We have stayed long enough at Ballarat. Let us move on to Melbourne—“marvellous Melbourne,” as its citizens like to hear it called. Melbourne is built on the shores of the Yarra, where it empties into Hudson Bay, and its sea suburbs stretch along the beautiful sandy shores of that bay. Few European or American children can enjoy such sea beaches as are scattered all over the Australian coast. They are beautiful white or creamy stretches of firm sand, curving round bays, sometimes just a mile in length, sometimes of huge extent, as the Ninety Miles Beach in Victoria. The water on the Australian coast is usually of a brilliant blue, and it breaks into white foam as it rolls on to the shelving sand. Around Carram, Aspendale, Mentone and Brighton, near Melbourne; at Narrabeen, Manly, Cronulla, Coogee, near Sydney; and at a hundred other places on the Australian coast, are beautiful beaches. You may see on holidays hundreds of thousands of people—men, women, and children—surf-bathing or paddling on the sands. It is quite safe fun, too, if you take care not to go out too far and so get caught in the undertow. Sharks are common on the Australian coast, but they will not venture into the broken water of surf beaches. But you must not bathe, except in enclosed baths in the harbours, or you run a serious risk of providing a meal for a voracious shark.
Sharks are quite the most dangerous foes of man in Australia. There have been some heroic incidents arising from attacks by sharks on human beings. An instance: On a New South Wales beach two brothers were bathing, and they had gone outside of the broken surf water. One was attacked by a shark. The other went to his rescue, and actually beat the great fish off, though he lost his arm in doing so. As a rule, however, the shark kills with one bite, attacking the trunk of its victim, which it can sever in two with one great snap of its jaws.
Children on the Australian coast are very fond of the water. They learn to swim almost as soon as they can walk. Through exposure to the sun whilst bathing their skin gets a coppery colour, and except for their Anglo-Saxon eyes you would imagine many Australian youngsters to be Arabs.
The beaches of Melbourne are not its only attractions. The city itself is a very handsome one, and its great parks are planted with fine English trees. You will see as good oaks and elms and beeches in Fitzroy Gardens, Melbourne, as in any of the parks of old England.

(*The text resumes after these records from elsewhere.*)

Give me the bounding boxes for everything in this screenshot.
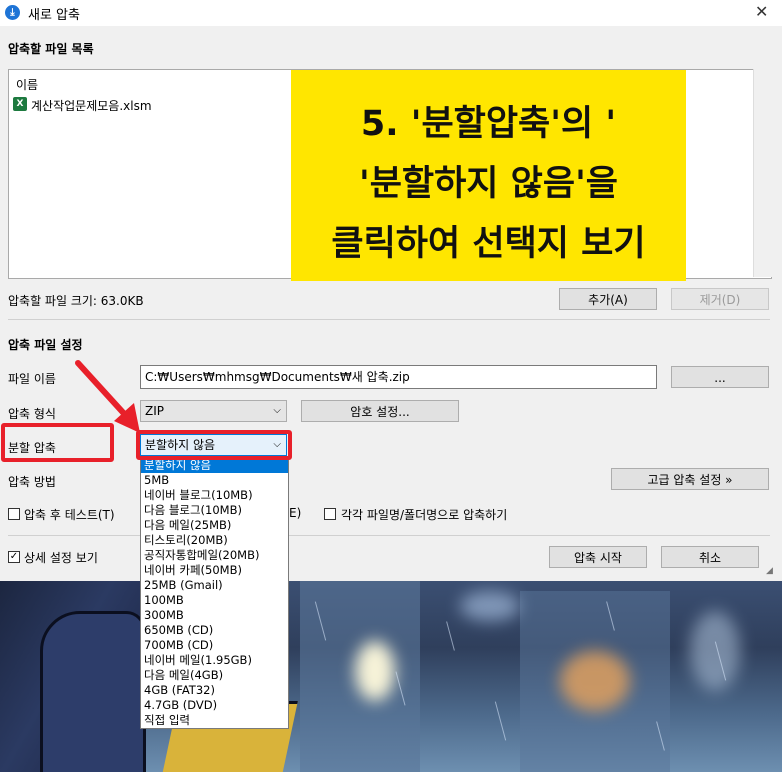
window-title: 새로 압축 [28,8,80,23]
format-label: 압축 형식 [8,407,56,421]
split-option[interactable]: 티스토리(20MB) [141,533,288,548]
filename-label: 파일 이름 [8,372,56,386]
hidden-option-label-fragment: E) [289,506,302,520]
split-option[interactable]: 25MB (Gmail) [141,578,288,593]
app-icon: ⤓ [5,5,20,20]
red-arrow-icon [75,360,140,433]
file-list-item[interactable]: 계산작업문제모음.xlsm [31,97,152,114]
archive-settings-section-title: 압축 파일 설정 [8,338,83,352]
total-size-label: 압축할 파일 크기: 63.0KB [8,294,144,308]
advanced-settings-button[interactable]: 고급 압축 설정 » [611,468,769,490]
divider [8,535,770,536]
add-button[interactable]: 추가(A) [559,288,657,310]
split-option[interactable]: 다음 블로그(10MB) [141,503,288,518]
details-checkbox[interactable]: ✓ [8,551,20,563]
split-option[interactable]: 공직자통합메일(20MB) [141,548,288,563]
split-option[interactable]: 네이버 블로그(10MB) [141,488,288,503]
start-compression-button[interactable]: 압축 시작 [549,546,647,568]
close-icon[interactable]: ✕ [755,2,768,21]
split-option[interactable]: 4.7GB (DVD) [141,698,288,713]
title-bar: ⤓ 새로 압축 ✕ [0,0,782,26]
split-option[interactable]: 5MB [141,473,288,488]
file-list-scrollbar[interactable] [753,69,772,277]
test-after-label: 압축 후 테스트(T) [24,508,115,522]
split-option[interactable]: 700MB (CD) [141,638,288,653]
tutorial-annotation: 5. '분할압축'의 ' '분할하지 않음'을 클릭하여 선택지 보기 [291,70,686,281]
annotation-line-3: 클릭하여 선택지 보기 [331,224,646,264]
column-header-name[interactable]: 이름 [16,76,38,93]
desktop-wallpaper [0,581,782,772]
split-option[interactable]: 다음 메일(4GB) [141,668,288,683]
annotation-line-1: 5. '분할압축'의 ' [360,104,617,144]
split-option[interactable]: 네이버 메일(1.95GB) [141,653,288,668]
annotation-line-2: '분할하지 않음'을 [358,164,619,204]
excel-icon: X [13,97,27,111]
split-options-list[interactable]: 분할하지 않음 5MB 네이버 블로그(10MB) 다음 블로그(10MB) 다음 메일… [140,457,289,729]
split-option[interactable]: 100MB [141,593,288,608]
split-option[interactable]: 분할하지 않음 [141,458,288,473]
resize-grip-icon[interactable]: ◢ [766,566,778,578]
test-after-checkbox[interactable] [8,508,20,520]
split-option[interactable]: 4GB (FAT32) [141,683,288,698]
browse-button[interactable]: ... [671,366,769,388]
file-list-section-title: 압축할 파일 목록 [8,42,94,56]
remove-button[interactable]: 제거(D) [671,288,769,310]
split-option[interactable]: 300MB [141,608,288,623]
password-button[interactable]: 암호 설정... [301,400,459,422]
method-label: 압축 방법 [8,475,56,489]
split-option[interactable]: 다음 메일(25MB) [141,518,288,533]
format-select[interactable]: ZIP ⌵ [140,400,287,422]
split-option[interactable]: 직접 입력 [141,713,288,728]
details-label: 상세 설정 보기 [24,551,98,565]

Melbourne, too, at present, is the political capital of Australia, and here meet the Australian Parliament.
Every young citizen of the Empire should know something of the Commonwealth of Australia and its political institutions, because, as the idea of Empire grows, it is recognized that all people of British race, whether Australians, Canadians, New Zealanders, or South Africans, or residents of the Mother Country, should know the whole Empire.